Resumption of hazardous drinking after treatment is common in alcohol use disorders (AUD). This study examined the ability of multimodality magnetic resonance, neurocognitive, psychiatric and demographic, to predict alcohol consumption after treatment for AUD.


Seventy treatment-seeking participants completed 1.5T magnetic resonance studies, yielding regional gray matter (GM) and white matter (WM) surrogate markers of neuronal integrity (N-acetylaspartate: NAA) and cell membrane turnover/synthesis (choline: Cho), assessment of major psychiatric disorders and comprehensive neurocognitive assessment after approximately 1 month of abstinence. Participants were followed up 6-12 months after treatment and classified as Abstainers (no alcohol consumption; n=26) and Resumers (any alcohol consumption; n=44). Abstainers and Resumers were contrasted on various outcome measures, and those that significantly differed between groups were entered as factors in a logistical regression model to predict drinking status at follow-up.

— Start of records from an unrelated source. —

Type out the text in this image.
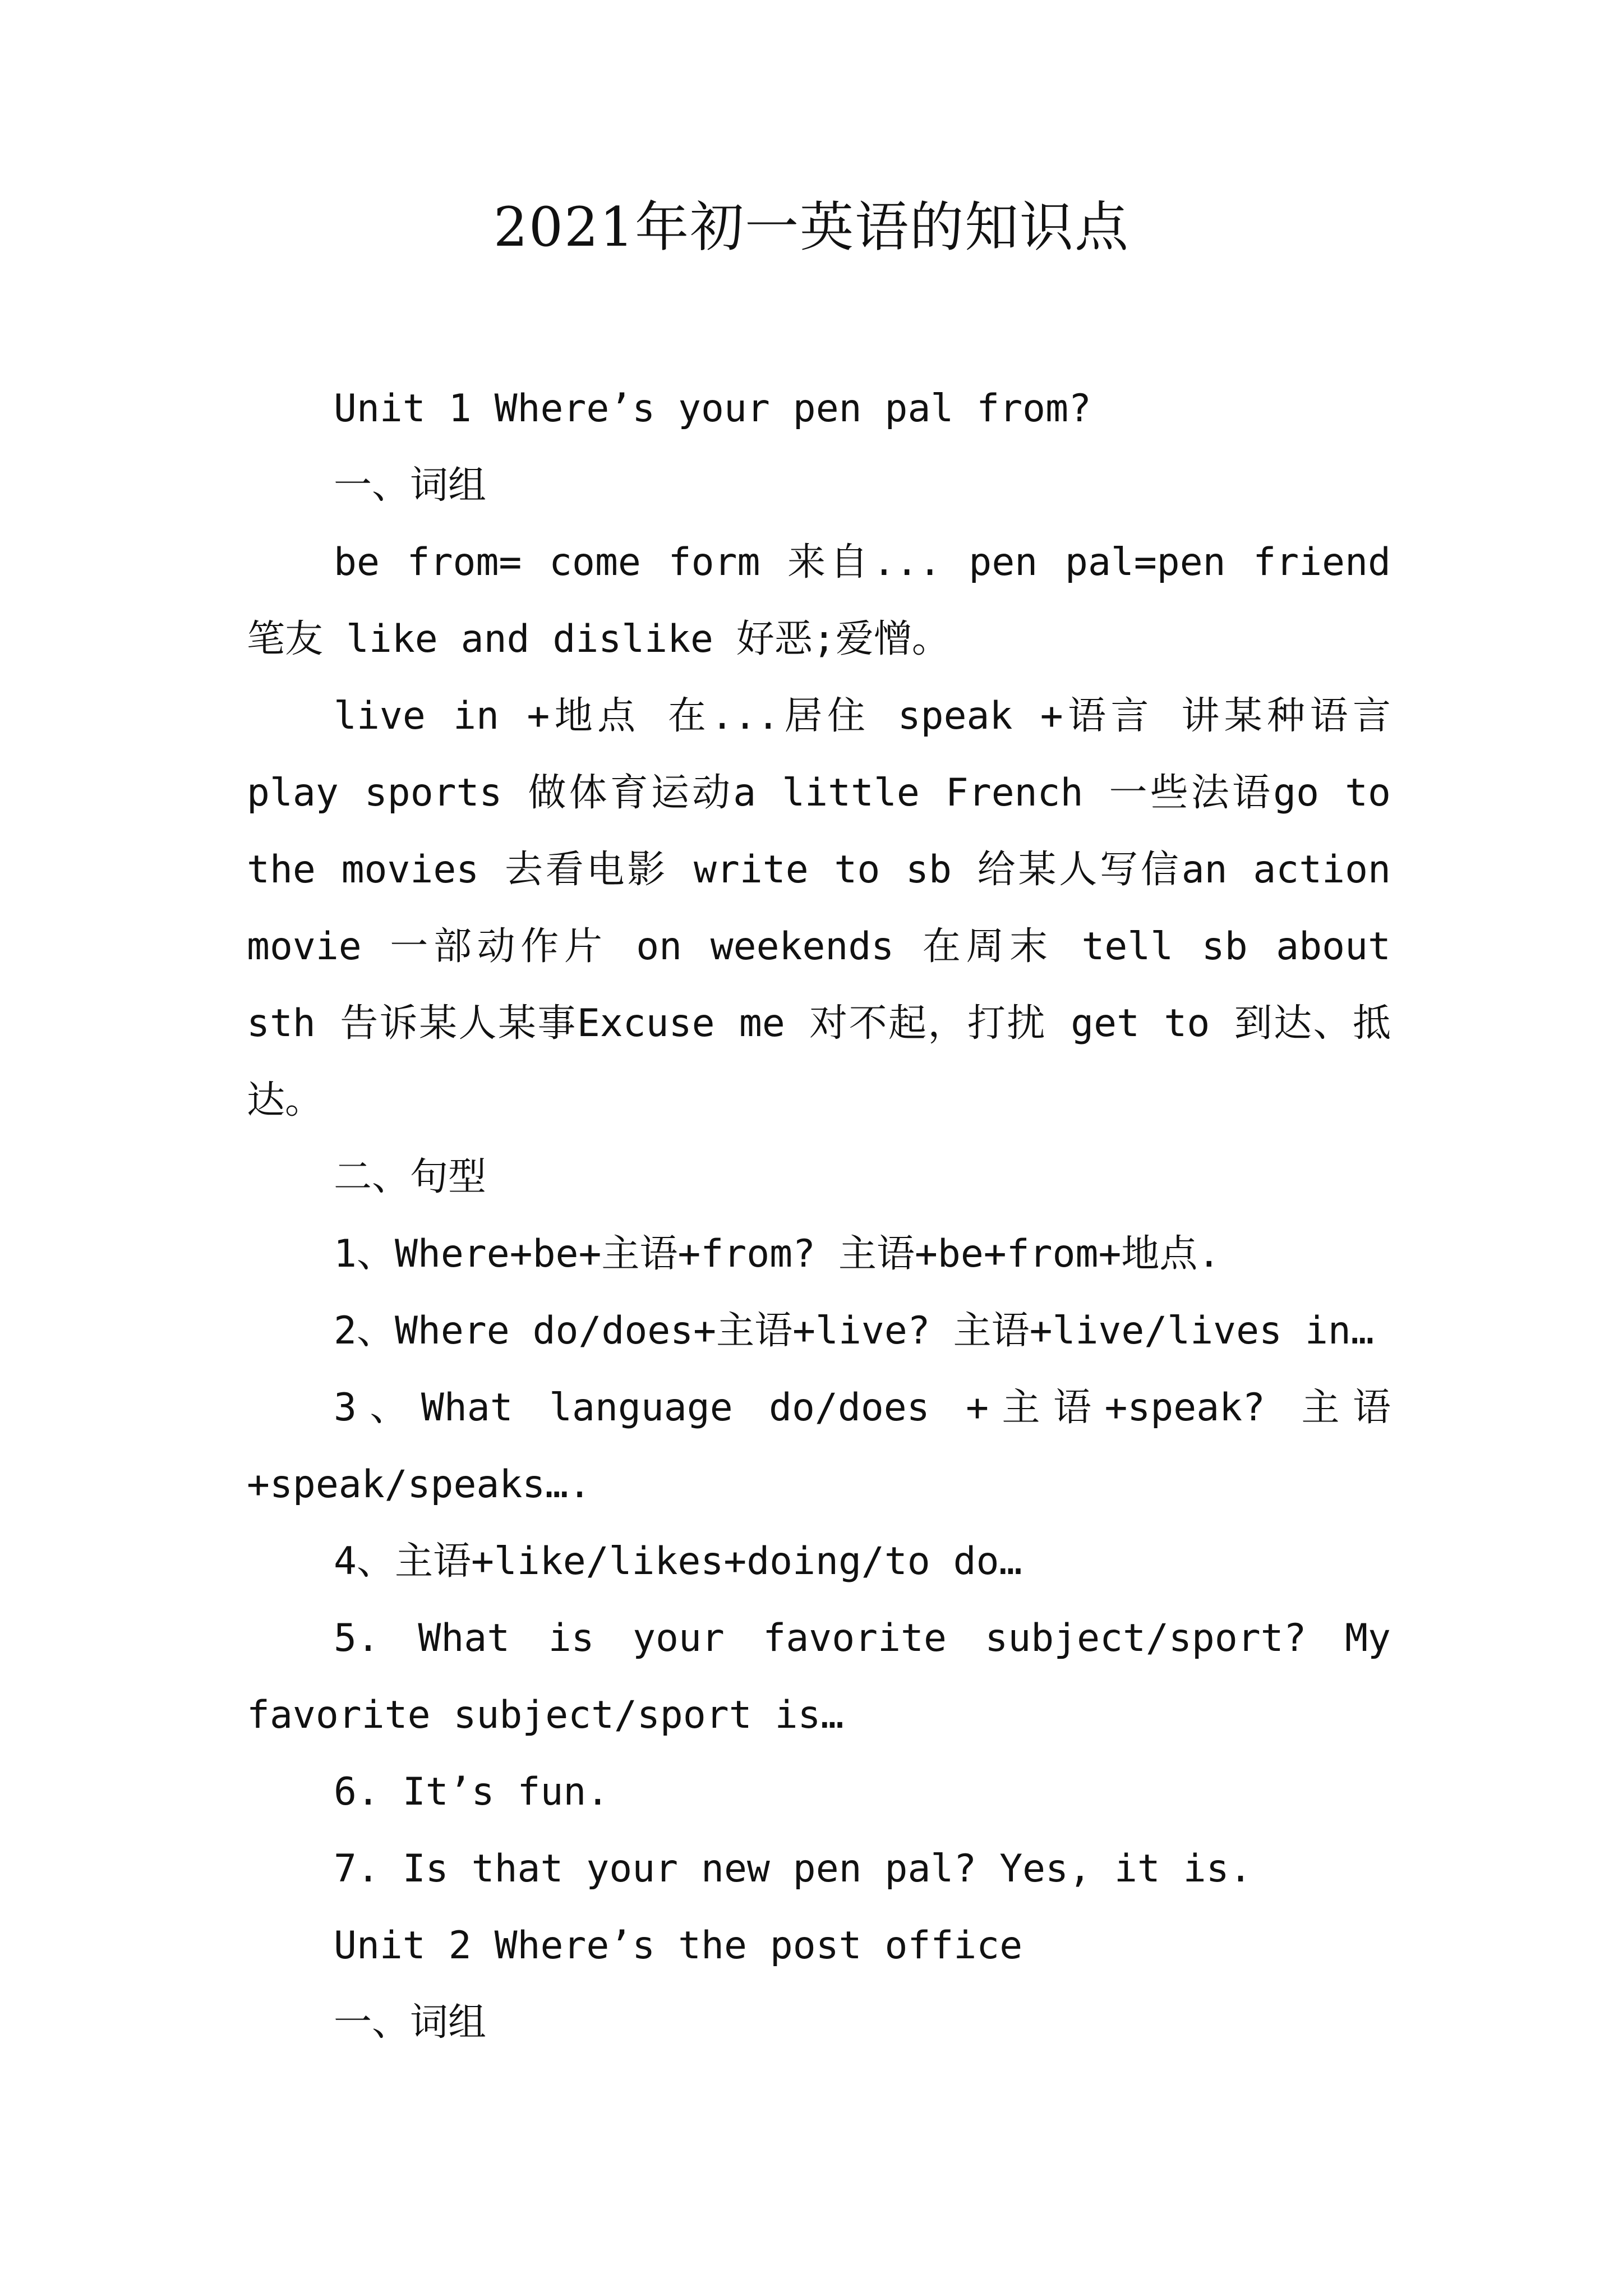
2021年初一英语的知识点

Unit 1 Where’s your pen pal from?

一、词组

be from= come form 来自... pen pal=pen friend 笔友 like and dislike 好恶;爱憎。

live in +地点 在...居住 speak +语言 讲某种语言 play sports 做体育运动a little French 一些法语go to the movies 去看电影 write to sb 给某人写信an action movie 一部动作片 on weekends 在周末 tell sb about sth 告诉某人某事Excuse me 对不起，打扰 get to 到达、抵达。

二、句型

1、Where+be+主语+from? 主语+be+from+地点.

2、Where do/does+主语+live? 主语+live/lives in…

3、What language do/does +主语+speak? 主语+speak/speaks….

4、主语+like/likes+doing/to do…

5. What is your favorite subject/sport? My favorite subject/sport is…

6. It’s fun.

7. Is that your new pen pal? Yes, it is.

Unit 2 Where’s the post office

一、词组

The following variables were independent predictors of resumption of drinking: temporal GM NAA, frontal WM NAA, frontal GM Cho, processing speed and comorbid unipolar mood disorder. With each standard deviation unit decrease in temporal GM NAA, frontal WM NAA, frontal GM Cho and processing speed, the odds of resumption of drinking were increased 3.1, 3.3, 6.4 and 14.2 times, respectively. Diagnosis of a unipolar mood disorder was associated with 14.5-fold increased odds of resumed drinking.

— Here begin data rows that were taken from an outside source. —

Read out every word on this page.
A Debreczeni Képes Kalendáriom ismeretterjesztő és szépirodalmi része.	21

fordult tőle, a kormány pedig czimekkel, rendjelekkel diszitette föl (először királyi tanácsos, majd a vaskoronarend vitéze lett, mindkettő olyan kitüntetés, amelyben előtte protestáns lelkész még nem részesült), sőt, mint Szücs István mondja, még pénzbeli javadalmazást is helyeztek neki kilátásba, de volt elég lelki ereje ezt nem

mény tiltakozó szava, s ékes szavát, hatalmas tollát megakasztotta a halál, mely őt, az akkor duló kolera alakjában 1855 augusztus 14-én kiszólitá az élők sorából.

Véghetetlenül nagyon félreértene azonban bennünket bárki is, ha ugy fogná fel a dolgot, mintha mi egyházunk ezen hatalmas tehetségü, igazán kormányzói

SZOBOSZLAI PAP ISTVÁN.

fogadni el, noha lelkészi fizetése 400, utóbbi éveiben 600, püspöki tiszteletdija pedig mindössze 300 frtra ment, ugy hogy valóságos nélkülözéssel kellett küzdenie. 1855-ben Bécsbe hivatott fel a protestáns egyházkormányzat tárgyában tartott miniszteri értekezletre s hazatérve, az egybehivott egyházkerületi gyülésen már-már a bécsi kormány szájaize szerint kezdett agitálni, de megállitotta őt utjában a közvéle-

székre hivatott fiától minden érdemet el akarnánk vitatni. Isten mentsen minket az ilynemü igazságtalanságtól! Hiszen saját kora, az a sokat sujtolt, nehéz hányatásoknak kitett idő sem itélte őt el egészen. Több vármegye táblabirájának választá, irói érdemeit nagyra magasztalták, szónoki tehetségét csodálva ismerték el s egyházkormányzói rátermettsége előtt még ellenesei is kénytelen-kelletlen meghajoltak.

The findings suggest that Resumers, relative to Abstainers, demonstrated greater abnormalities in anterior frontal-subcortical circuits involved in mood and behavioral regulation, and development and maintenance of alcohol use disorders, The magnetic resonance-derived variables used in this study may provide additional information regarding the prediction and neurobiological correlates of resumption of hazardous drinking.